The union filed an unfair practice charge with the state Public Employment Relations Board alleging the California Department of Human Resources (CalHR) has not provided substantive responses to requests for meetings and information.
Amy Palmer, a spokesperson for the state Government Operations Agency said CalHR had received the filing and was reviewing it.
According to Child Care Providers United, more than 5,700 providers have had to close their doors during the coronavirus pandemic, affecting care for an estimated 60,000 children.
Arias warned that as more daycares close, the state will face a childcare shortage when the virus subsides and parents are ready to return to the office.
“We are at a breaking point,” he said. “If state leaders fail to act now to save childcare, California’s economic recovery from COVID-19 will be severely compromised.”
In April, Newsom approved $100 million in emergency funding for childcare services for essential workers.
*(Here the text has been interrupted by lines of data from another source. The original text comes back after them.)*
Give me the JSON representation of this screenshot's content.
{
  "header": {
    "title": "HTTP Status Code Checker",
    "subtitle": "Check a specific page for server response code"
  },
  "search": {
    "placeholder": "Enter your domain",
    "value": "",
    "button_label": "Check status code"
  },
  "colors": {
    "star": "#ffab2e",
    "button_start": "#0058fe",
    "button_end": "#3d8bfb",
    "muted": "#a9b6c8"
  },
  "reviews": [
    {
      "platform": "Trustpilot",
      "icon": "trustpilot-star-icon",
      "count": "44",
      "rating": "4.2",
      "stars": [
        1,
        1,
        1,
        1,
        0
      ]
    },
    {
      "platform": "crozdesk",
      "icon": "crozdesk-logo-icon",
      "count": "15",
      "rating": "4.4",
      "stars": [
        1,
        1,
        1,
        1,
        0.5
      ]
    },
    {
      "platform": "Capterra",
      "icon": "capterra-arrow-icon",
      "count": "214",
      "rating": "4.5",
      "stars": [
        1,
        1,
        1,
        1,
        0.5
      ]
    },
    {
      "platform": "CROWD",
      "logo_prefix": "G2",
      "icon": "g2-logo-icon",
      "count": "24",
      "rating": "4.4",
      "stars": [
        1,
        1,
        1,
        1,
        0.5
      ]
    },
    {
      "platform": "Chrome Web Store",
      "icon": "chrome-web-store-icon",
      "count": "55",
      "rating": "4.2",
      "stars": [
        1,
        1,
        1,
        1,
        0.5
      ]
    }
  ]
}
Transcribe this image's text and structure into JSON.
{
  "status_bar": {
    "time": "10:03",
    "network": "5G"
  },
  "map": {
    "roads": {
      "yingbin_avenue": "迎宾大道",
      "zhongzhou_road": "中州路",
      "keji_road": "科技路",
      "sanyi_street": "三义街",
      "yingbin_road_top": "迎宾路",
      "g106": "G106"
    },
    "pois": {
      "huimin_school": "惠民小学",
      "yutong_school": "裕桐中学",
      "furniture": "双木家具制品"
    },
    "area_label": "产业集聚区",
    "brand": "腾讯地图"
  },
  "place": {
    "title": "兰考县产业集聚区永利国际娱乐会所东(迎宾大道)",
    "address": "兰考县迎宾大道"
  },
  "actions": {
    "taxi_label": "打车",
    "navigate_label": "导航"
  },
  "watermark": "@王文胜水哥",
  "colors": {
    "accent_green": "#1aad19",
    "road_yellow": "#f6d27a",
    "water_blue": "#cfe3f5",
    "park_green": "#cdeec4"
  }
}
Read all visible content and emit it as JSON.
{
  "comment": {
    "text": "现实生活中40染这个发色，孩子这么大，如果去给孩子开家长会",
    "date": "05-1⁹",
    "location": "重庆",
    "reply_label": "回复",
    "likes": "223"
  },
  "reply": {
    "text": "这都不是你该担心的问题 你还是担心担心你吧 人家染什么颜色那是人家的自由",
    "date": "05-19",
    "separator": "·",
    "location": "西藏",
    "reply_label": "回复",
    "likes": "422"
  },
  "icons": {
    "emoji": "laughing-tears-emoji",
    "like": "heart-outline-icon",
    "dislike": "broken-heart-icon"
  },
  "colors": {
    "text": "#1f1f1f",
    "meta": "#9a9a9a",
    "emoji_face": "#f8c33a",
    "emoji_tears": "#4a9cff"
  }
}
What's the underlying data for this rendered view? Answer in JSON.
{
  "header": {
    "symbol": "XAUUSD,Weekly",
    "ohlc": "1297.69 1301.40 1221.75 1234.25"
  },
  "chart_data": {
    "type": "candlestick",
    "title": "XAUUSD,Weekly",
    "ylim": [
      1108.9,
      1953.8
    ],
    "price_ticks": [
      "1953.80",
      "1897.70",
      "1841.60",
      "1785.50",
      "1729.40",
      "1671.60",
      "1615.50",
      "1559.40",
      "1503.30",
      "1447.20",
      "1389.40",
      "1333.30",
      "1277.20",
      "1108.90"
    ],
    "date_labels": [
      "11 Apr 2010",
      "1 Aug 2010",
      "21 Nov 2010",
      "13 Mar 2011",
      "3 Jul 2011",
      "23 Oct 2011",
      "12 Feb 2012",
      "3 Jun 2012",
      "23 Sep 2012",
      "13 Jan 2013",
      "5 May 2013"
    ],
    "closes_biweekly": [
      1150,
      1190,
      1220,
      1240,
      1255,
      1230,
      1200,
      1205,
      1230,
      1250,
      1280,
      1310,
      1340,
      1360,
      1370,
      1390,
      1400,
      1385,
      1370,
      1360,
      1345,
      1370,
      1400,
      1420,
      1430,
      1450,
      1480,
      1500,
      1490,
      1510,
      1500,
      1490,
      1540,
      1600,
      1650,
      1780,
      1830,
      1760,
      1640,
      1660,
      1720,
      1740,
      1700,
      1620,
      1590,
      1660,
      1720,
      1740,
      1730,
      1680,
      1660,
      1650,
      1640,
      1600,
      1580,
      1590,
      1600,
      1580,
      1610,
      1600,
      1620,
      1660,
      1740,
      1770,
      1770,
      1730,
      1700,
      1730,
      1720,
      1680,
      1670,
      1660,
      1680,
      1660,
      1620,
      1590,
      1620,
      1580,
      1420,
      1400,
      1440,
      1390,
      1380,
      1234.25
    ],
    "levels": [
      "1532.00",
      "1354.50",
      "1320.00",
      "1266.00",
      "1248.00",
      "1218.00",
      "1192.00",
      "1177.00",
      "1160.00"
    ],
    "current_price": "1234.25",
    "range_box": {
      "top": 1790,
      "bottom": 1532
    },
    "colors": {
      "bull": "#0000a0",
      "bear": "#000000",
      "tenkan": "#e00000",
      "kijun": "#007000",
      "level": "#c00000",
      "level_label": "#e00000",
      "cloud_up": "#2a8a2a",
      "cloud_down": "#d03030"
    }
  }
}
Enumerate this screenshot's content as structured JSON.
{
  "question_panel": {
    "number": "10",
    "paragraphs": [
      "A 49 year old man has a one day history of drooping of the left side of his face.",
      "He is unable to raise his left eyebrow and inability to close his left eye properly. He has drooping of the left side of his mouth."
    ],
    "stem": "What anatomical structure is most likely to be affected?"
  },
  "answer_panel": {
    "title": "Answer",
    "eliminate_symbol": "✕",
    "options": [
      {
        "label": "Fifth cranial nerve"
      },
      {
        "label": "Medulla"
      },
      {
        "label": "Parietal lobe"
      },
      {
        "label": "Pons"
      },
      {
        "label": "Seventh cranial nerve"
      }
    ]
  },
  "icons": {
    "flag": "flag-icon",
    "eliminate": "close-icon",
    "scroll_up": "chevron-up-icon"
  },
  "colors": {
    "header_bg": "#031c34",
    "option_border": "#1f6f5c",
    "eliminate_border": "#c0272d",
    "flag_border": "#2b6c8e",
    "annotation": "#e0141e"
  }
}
Half of the money was budgeted to reimburse providers for sanitation supplies and personal protective equipment.
Assemblywoman Monique Limon, who authored the legislation which allowed childcare workers to unionize, said in a statement the state should do more to boost child care providers during this time.
“The Legislature has heavily advocated for the release of emergency funding to help support child care,” she said. “I am hopeful the administration and Child Care Providers United can reach an agreement for the sake of children in our state and workers.”
Those in the childcare profession say there wasn’t enough support before the pandemic, but they have been stretched to a breaking point this year.
Richardson made a personal plea to Gov. Newsom, who campaigned for governor on expanded early childhood education and childcare: “You said that you would support providers [and] childcare educators. Now is the time to do so.”